A similar tax on health insurer revenues appears to have died as well, amid the strong anti-tax sentiment among state legislators.
Gov. Sonny Perdue proposed the levies to fill a projected $200 million shortfall in Medicaid —- which covers more than 1 million poor and disabled Georgians —- plus to help fund the state’s trauma care network.
But what will replace that trauma money, and the creation of a permanent source of funding, are far less certain.
A spokesman for Perdue said this week that the fate of the two taxes has yet to be finalized. “We still don’t have a full picture of the impact the stimulus will have on 2010, so it’s a little too early to know what needs it might meet,” said the spokesman, Chris Schrimpf.
Meanwhile, the hospital tax hasn’t won many admirers among legislators.
“I don’t think there was much momentum for it,” said state Rep. Mickey Channell, (R-Greensboro) head of a House Appropriations health subcommittee. “It appears that this [Medicaid stimulus funding] makes the hospital tax completely unnecessary.”
That would be “a godsend,” said Jimmy Lewis, CEO of HomeTown Health, an association of rural hospitals in the state. Many cash-starved rural hospitals could not afford to pay it, Lewis added.
The proposed levy on health insurance plans also sparked opposition. That tax would have been passed on to consumers and businesses in increased insurance costs, said David Raynor, state director of the National Federation of Independent Business.

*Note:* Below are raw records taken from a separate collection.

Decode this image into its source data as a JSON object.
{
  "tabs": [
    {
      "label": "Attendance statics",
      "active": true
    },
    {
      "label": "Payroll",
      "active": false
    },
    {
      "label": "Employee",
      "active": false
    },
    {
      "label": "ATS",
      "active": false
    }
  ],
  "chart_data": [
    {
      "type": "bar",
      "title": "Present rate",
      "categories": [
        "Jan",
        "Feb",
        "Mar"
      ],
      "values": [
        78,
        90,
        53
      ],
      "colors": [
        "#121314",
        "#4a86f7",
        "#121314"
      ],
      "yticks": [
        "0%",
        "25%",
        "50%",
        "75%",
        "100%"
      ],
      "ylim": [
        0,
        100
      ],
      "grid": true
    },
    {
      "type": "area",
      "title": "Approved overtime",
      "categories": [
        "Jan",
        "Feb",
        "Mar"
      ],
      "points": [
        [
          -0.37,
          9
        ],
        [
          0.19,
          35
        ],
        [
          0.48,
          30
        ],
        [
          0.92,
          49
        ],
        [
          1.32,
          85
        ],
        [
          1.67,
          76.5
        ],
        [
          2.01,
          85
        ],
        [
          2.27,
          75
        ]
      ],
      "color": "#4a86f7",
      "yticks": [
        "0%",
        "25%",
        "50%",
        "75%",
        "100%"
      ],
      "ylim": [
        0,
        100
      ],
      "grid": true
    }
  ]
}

Meanwhile, the need for hospital trauma funding has spawned a variety of bills and resolutions in the General Assembly.
Georgia has only 15 hospitals that specialize in trauma care, and many lose millions of dollars providing the costly service. Advocates have called for the state to provide $75 million annually. Last year, the state gave one-time funding of $58 million, which was divided among trauma hospitals.
Extra funding could help many accident victims across Georgia. An estimated 700 people die annually due to the state’s sparse trauma coverage.
Lt. Gov. Casey Cagle said Friday that the state should build the network first. He points to a proposal to require hospitals with an emergency room to provide minimum trauma services.
Several legislators call for a permanent source of trauma funding. “These hospitals are not going into the network on the basis of one-time funding,” said Sen. Cecil Staton (R-Macon), a leading proponent of an enhanced trauma system.
A House bill would require a trauma charge of $10 per year on each passenger vehicle licensed and registered in Georgia. Sen. Greg Goggans (R-Douglas) has pushed a resolution creating a constitutional amendment for voters to approve a similar fee. “I’m hoping to use some stimulus dollars to shore up existing trauma [hospitals],” he added.
Ideas for long-term funding include a fine on “superspeeders,” pushed by Perdue; a fee on telephone subscribers; and a dedicated amount of the state property tax for trauma care.
Trauma hospitals such as Atlanta’s Grady Memorial Hospital, which loses $40 million a year on the service, hope for sustainable funding.
“It is vital for us,” said Grady Health System lobbyist Tish Towns. “It’s something that’s needed [across] the state.”